Evolutionary Function Approximation for Reinforcement Learning

Ha, David

Evolutionary Function Approximation for Reinforcement Learning

April 8, 2015

Recently I have taken an interest in combining evolution techniques with learning. I think an interesting area of research, that not a lot of people are looking into, is to evolve neural network structures, and apply learning techniques to optimise weights. So far, all the experiments I have done is based on Darwinian evolution, where the next generation takes nothing learned in the life of the current generation of agents. But what if we can have the agents learn something in their lifetime to be better at their task, and share that learning, in the form of a more fine tuned weight parameters, with their offsprings?

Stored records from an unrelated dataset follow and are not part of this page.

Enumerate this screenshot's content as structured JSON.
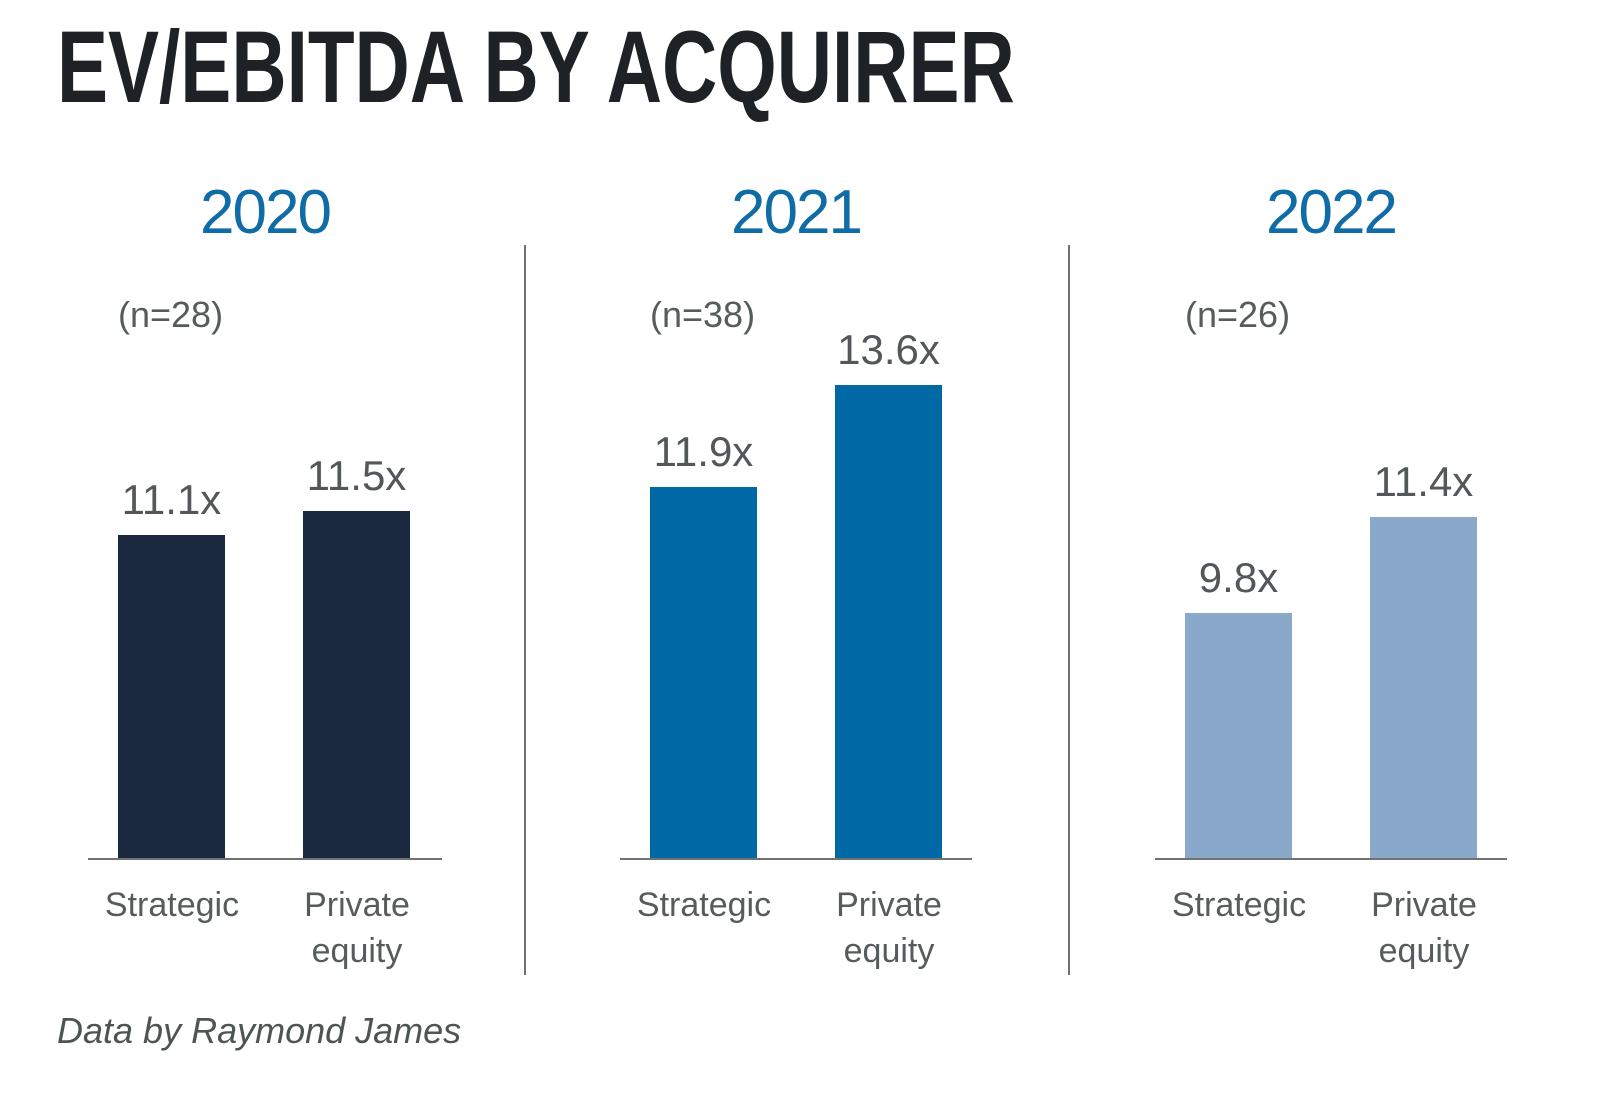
{
  "title": "EV/EBITDA BY ACQUIRER",
  "source_note": "Data by Raymond James",
  "colors": {
    "title_text": "#1e2125",
    "year_heading": "#0f6ca6",
    "label_gray": "#565b5b",
    "value_gray": "#53575a",
    "axis_gray": "#6e7372",
    "source_gray": "#4d5551"
  },
  "chart_data": {
    "type": "bar",
    "title": "EV/EBITDA BY ACQUIRER",
    "unit": "EV/EBITDA multiple (x)",
    "layout": "three small-multiple panels by year, value labels above bars, no value axis, truncated (non-zero) baseline",
    "categories": [
      "Strategic",
      "Private equity"
    ],
    "ylim_effective": [
      5.7,
      14.5
    ],
    "panels": [
      {
        "year": "2020",
        "n_label": "(n=28)",
        "sample_size": 28,
        "bar_color": "#1b2940",
        "bars": [
          {
            "category": "Strategic",
            "value": 11.1,
            "label": "11.1x"
          },
          {
            "category": "Private equity",
            "value": 11.5,
            "label": "11.5x"
          }
        ]
      },
      {
        "year": "2021",
        "n_label": "(n=38)",
        "sample_size": 38,
        "bar_color": "#0069a5",
        "bars": [
          {
            "category": "Strategic",
            "value": 11.9,
            "label": "11.9x"
          },
          {
            "category": "Private equity",
            "value": 13.6,
            "label": "13.6x"
          }
        ]
      },
      {
        "year": "2022",
        "n_label": "(n=26)",
        "sample_size": 26,
        "bar_color": "#8aa8c9",
        "bars": [
          {
            "category": "Strategic",
            "value": 9.8,
            "label": "9.8x"
          },
          {
            "category": "Private equity",
            "value": 11.4,
            "label": "11.4x"
          }
        ]
      }
    ]
  }
}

It would be interesting to simulate Lamarckian evolution, where individual behaviour is passed onto its offsprings, or see if the Baldwin effect within darwinian evolution framework will allow agents to indirectly pass their traits to their offsprings via natural selection. Hinton has wrote about this back in 1987, where he had a toy example where agents must learn before evolving in order to find the solution. I discovered another paper, describing the possibility to use the NEAT algorithm to evolve Q value functions used in Q-learning, leading the way for agents to learn off an evolved network. I believe this may lead to more interesting results, even compared to deepmind’s atari-playing DQN, as the network structure is not hand chosen but rather evolved.